Case in point: Yesterday's Morning Edition featured a story on how illegal gold mining has been linked to malaria in Colombia. The segment featured an interview with Sandra Rozo, an economist with USC's Marshall School of Business, whose recent work has focused on providing an evidence base for qualitative data suggesting a link between alluvial gold mining and higher incidence of malaria:
As illegal gold mining is mainly performed in open sky mines that are commonly located inside or close to water surfaces where large pits are dug, it is plausible to conceive that these pits are later filled with water, which would make them ideal breed sites for Anopheles mosquito larva. Because these mines do not follow any protocols or rules and are not registered with local authorities, it is likely that illegal miners have limited knowledge of the need for or methods of malaria prevention. They are likely to leave the pits open and do not take any measures to protect themselves against malaria. Finally, illegal gold miners are also a population that sustains high migration rates, which could also help to propagate the parasite incidence to other areas. Due to data limitations, however, at present, the existing evidence has been concentrated on qualitative studies or on documenting correlations between malaria incidence and gold exploitation.

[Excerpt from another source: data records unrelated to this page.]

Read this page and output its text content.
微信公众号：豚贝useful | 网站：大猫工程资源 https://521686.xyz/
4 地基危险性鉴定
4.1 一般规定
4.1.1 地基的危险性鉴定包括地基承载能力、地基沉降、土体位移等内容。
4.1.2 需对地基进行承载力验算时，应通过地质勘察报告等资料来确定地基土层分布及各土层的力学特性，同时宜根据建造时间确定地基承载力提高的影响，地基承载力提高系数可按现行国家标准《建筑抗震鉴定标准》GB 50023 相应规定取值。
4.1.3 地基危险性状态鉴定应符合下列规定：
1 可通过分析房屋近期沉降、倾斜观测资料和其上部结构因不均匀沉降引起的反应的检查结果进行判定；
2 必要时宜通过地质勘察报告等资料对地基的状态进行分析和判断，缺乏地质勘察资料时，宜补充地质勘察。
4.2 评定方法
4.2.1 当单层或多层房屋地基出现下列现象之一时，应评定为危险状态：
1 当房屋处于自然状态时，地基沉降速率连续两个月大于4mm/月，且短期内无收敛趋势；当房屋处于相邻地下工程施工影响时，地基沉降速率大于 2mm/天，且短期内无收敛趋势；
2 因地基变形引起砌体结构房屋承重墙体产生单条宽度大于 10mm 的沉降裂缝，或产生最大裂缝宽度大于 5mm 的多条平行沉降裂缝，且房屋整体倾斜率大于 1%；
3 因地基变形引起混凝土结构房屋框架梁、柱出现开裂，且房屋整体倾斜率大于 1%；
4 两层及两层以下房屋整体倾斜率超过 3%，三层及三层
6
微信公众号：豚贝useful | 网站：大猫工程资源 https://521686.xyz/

As she points out in her paper, however, there are a number of other factors that could contribute to the correlation without the relationship being causal per se - hence the value of supporting quantitative epidemiological analysis. Rozo is not the first to explore this from an epidemiological perspective, either. This paper by Castellanos et al finds a strong correlation between gold production rates and malaria cases using malaria surveillance data and government data on legal mining activities. One major limitation, though, was that they could examine correlations to legal mining activities - that is, mining operations that are registered with, and regulated by, the government. The paper also notes that between the two types of mining (traditional alluvial vs. the more modern "open sky"), the "open sky" technique is less regulated and more likely to be performed illegally.

Rozo's analysis is interesting for a couple of reasons. She combines satellite data identifying mining operations with geographic data on geochemical anomalies of gold and matches that to malaria surveillance data to determine the relationship between gold mining activity and malaria incidence. She also controls for several potential confounders, including poverty levels, presence of government and health institutions, climactic factors, and chronic disease.

This is the type of analytical application that makes spatial epidemiology so exciting and demonstrates how epidemiology can be used to build or strengthen the case for policy change to benefit public health. It also spotlights why political and economic forces that we don't typically think of as explicitly health related are still very much relevant to public health researchers and policy makers. Less than a month before Rozo's paper was posted, the New York Times ran a story on how malaria has come back with a vengeance in Venezuela since the economic crisis. As many professionals had turned to gold mining to survive, they were repeatedly getting sick with malaria - and taking it back to the cities with them.